For mortality, it was found that COVID-19-infected individuals treated with zinc supplement had a reduced risk of mortality than individuals not treated with a zinc supplement RR=0.63 (95%CI;0.52,0.77), p=0.005 (Figure 2). In this analysis, two studies demonstrated a significant association between zinc supplements and mortality, whereas three others failed to reach significance. The two studies reaching statistical significance were retrospective observational studies [22,23].

Figure 2

Forest plot for the risk difference of mortality for COVID-19 infected patients between patients treated with zinc vs. control patients not treated with zinc

Enlarge this image.

For symptomatology, it was found that COVID-19-infected individuals treated with zinc supplement had no difference in symptomology than individuals not treated with a zinc supplement RR=0.52 (95%CI;0.00,24315.42), p=0.578 (Figure 3). Both studies used in this analysis were prospective randomized trial studies [24,26]. For both analyses (mortality and symptomology) risk of bias was low (Figure 4).

Figure 3

Forest plot for the risk difference in symptomology for COVID-19 infected patients between patients treated with zinc vs. control patients not treated with zinc

Enlarge this image.

Figure 4

Risk of bias traffic light plot

Enlarge this image.

Discussion

The data concluded that zinc supplementation was associated with a decrease in mortality in those with COVID-19 but has no impact on symptomatology. This data is promising as zinc is widely available and may be used as a cost-effective way to prevent poor outcomes for those with COVID-19. This data also opens up the possibility of further research on the effectiveness of zinc against other viral infections.

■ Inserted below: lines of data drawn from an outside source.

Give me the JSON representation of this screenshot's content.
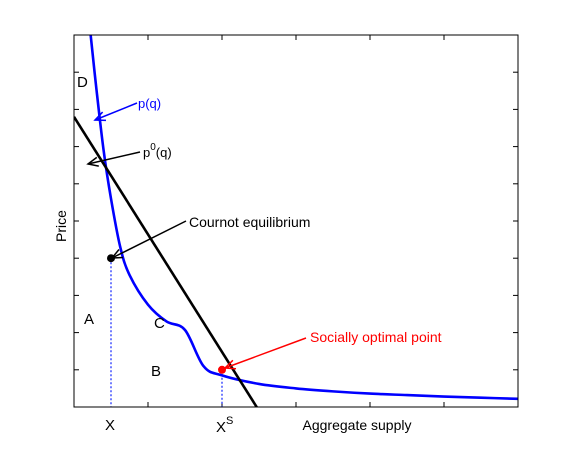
{
  "chart_data": {
    "type": "line",
    "title": "",
    "xlabel": "Aggregate supply",
    "ylabel": "Price",
    "xlim": [
      0,
      12
    ],
    "ylim": [
      0,
      10
    ],
    "grid": false,
    "legend": "none",
    "series": [
      {
        "name": "p(q)",
        "color": "#0000ff",
        "x": [
          0.45,
          0.6,
          0.8,
          1.0,
          1.25,
          1.5,
          2.0,
          2.5,
          3.0,
          3.5,
          4.0,
          5.0,
          6.0,
          7.0,
          8.0,
          9.0,
          10.0,
          11.0,
          12.0
        ],
        "y": [
          10.0,
          8.6,
          6.9,
          5.6,
          4.3,
          3.55,
          2.75,
          2.3,
          2.07,
          1.1,
          0.85,
          0.62,
          0.5,
          0.42,
          0.36,
          0.32,
          0.28,
          0.25,
          0.22
        ]
      },
      {
        "name": "p⁰(q)",
        "color": "#000000",
        "x": [
          0.0,
          5.0
        ],
        "y": [
          7.8,
          -0.1
        ]
      }
    ],
    "points": [
      {
        "name": "cournot",
        "x": 1.0,
        "y": 4.0,
        "color": "#000000"
      },
      {
        "name": "social_optimum",
        "x": 4.0,
        "y": 1.0,
        "color": "#ff0000"
      }
    ],
    "xtick_labels": [
      "X",
      "Xˢ"
    ],
    "annotations": {
      "D": "D",
      "pq": "p(q)",
      "p0q_base": "p",
      "p0q_sup": "0",
      "p0q_tail": "(q)",
      "cournot": "Cournot equilibrium",
      "social": "Socially optimal point",
      "A": "A",
      "B": "B",
      "C": "C",
      "X": "X",
      "XS_base": "X",
      "XS_sup": "S"
    }
  }
}
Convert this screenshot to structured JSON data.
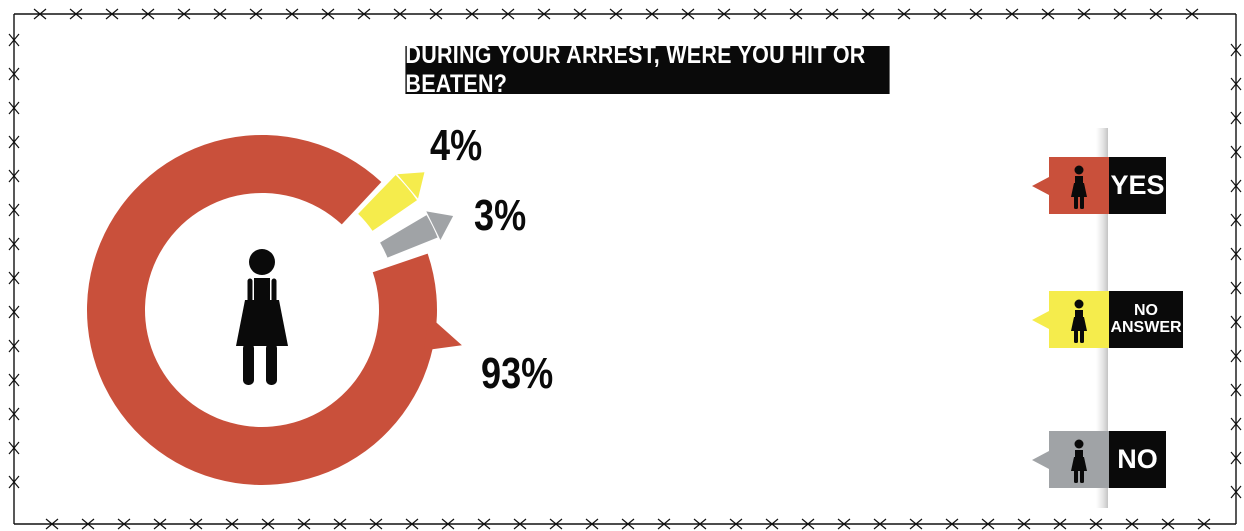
{
  "chart_data": {
    "type": "pie",
    "title": "DURING YOUR ARREST, WERE YOU HIT OR BEATEN?",
    "categories": [
      "YES",
      "NO ANSWER",
      "NO"
    ],
    "values": [
      93,
      4,
      3
    ],
    "value_labels": [
      "93%",
      "4%",
      "3%"
    ],
    "colors": [
      "#c9503b",
      "#f5ec4c",
      "#a0a3a6"
    ],
    "legend": "right"
  },
  "legend": {
    "items": [
      {
        "label": "YES",
        "color": "#c9503b",
        "icon": "woman-icon"
      },
      {
        "label": "NO\nANSWER",
        "color": "#f5ec4c",
        "icon": "woman-icon"
      },
      {
        "label": "NO",
        "color": "#a0a3a6",
        "icon": "woman-icon"
      }
    ]
  },
  "center_icon": "handcuffed-woman-icon"
}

The mechanism behind zinc's action in the body supports this data. Many of the deaths due to COVID-19 are due to septic shock, acute respiratory distress syndrome (ARDS), and multi-organ failure [27]. Adequate zinc levels have been shown to decrease the release of pro-inflammatory cytokines, such as interleukins IL-1β, IL-6, and tumor necrosis factor (TNF)-α, which can contribute to the over-responsive immune system leading to ARDS, septic shock and multi-organ failure [11,27]. Also, zinc's activity in immune cell proliferation and activity, inhibition of SARS-COV-2 replication, and decrease in ACE expression can all lead to the prevention of severe infection and severe outcomes that lead to death [15,18,19].

There has been no other meta-analysis that has assessed zinc supplementation and COVID-19 mortality. A Tabatabaeizabeh study concluded a decrease in mortality with zinc supplementation, while the Szarpak et al. study concluded no significant decrease in risk of mortality with zinc supplementation [28,29]. These papers did not assess symptomology between experimental and control groups. Another meta-analysis was done by Hunter et al. that investigated 28 randomized control trials with zinc supplementation, but these were not specific to SARS-COV-2. They found that zinc supplementation was associated with decreased severity and duration of symptoms [30].

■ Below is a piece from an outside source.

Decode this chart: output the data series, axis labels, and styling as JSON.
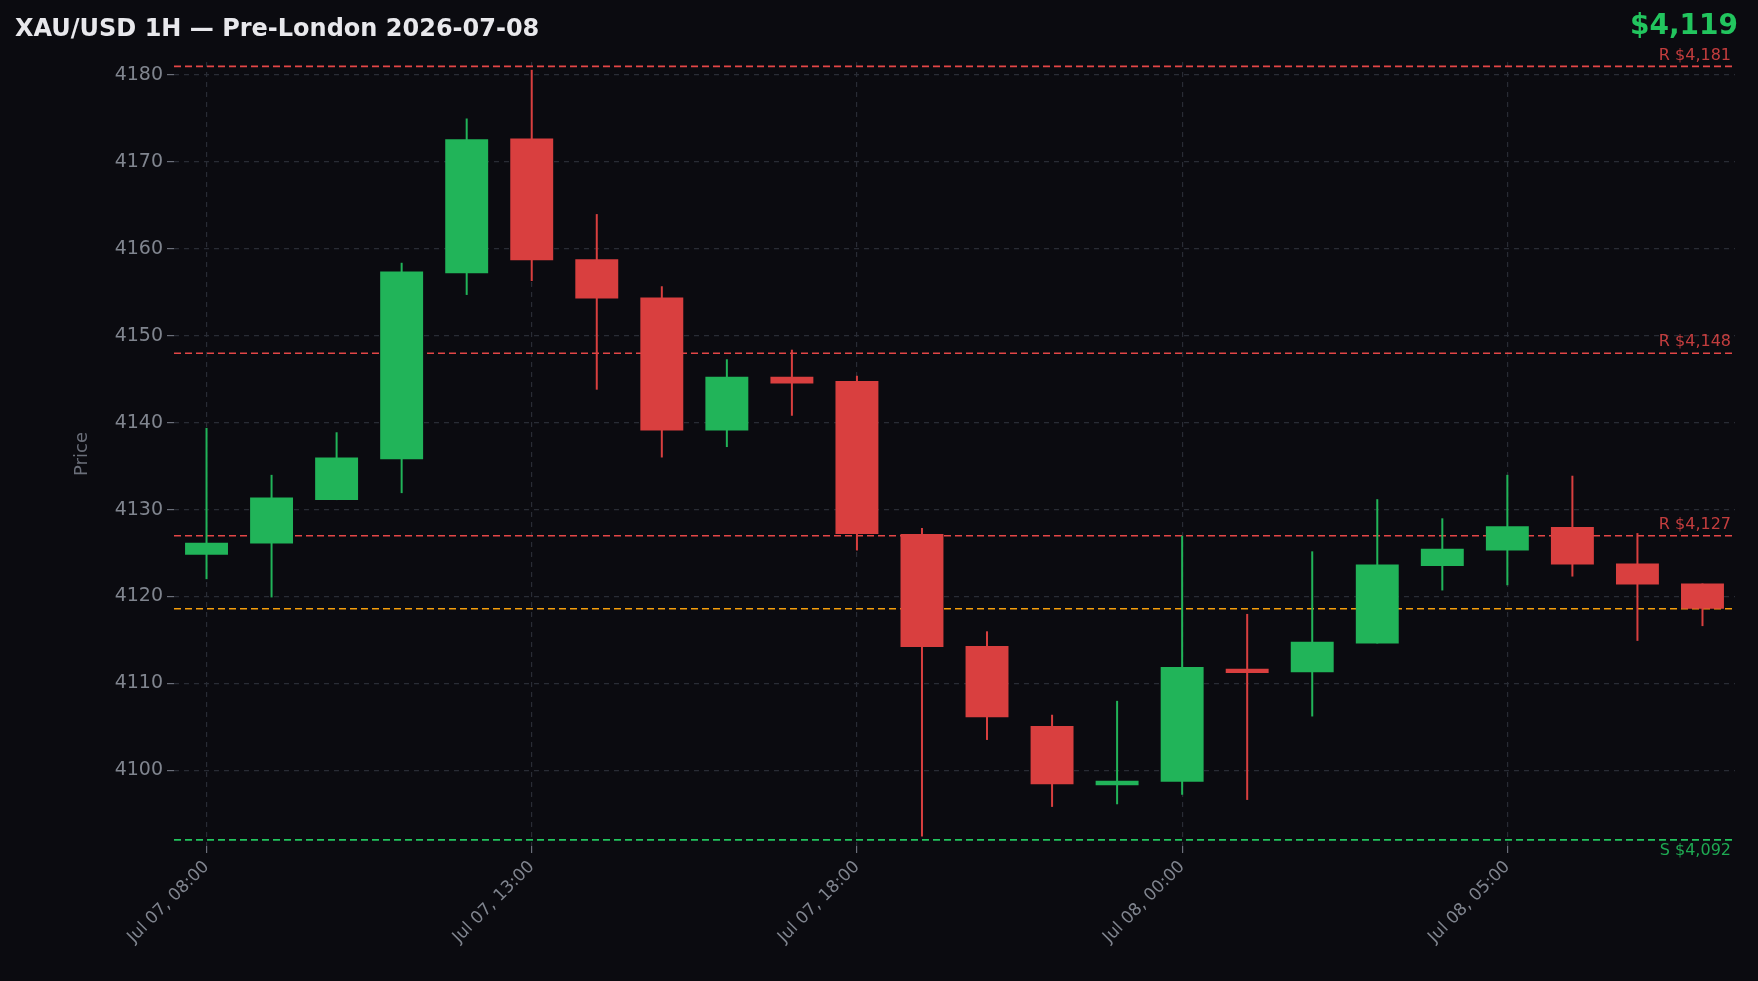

There were limitations to this study. A small number of studies were assessed, only five were chosen for mortality analysis with a total sample size of 1,474 patients, and two were chosen for symptomology with a sample size of 391 patients. The design of the studies chosen limits the conclusions made in this study regarding mortality as three of the studies are retrospective studies and only two are randomized control trials for mortality. Both papers that assessed symptomology were randomized control trials. Between studies, zinc formulations were different, and in some cases, zinc was given in combination with other drugs.

Conclusions

This meta-analysis showed an association between zinc supplementation and a reduction in mortality in COVID-19 patients but no evidence for its effect on decreasing symptomology of the COVID-19 infection. With the possible benefits displayed in this meta-analysis, along with its cost-effectiveness and availability, zinc may be a viable approach to reducing mortality in COVID-19 patients. More research on zinc supplementation as a supportive treatment or prophylaxis of the COVID-19 virus before any conclusions can be made on its effectiveness.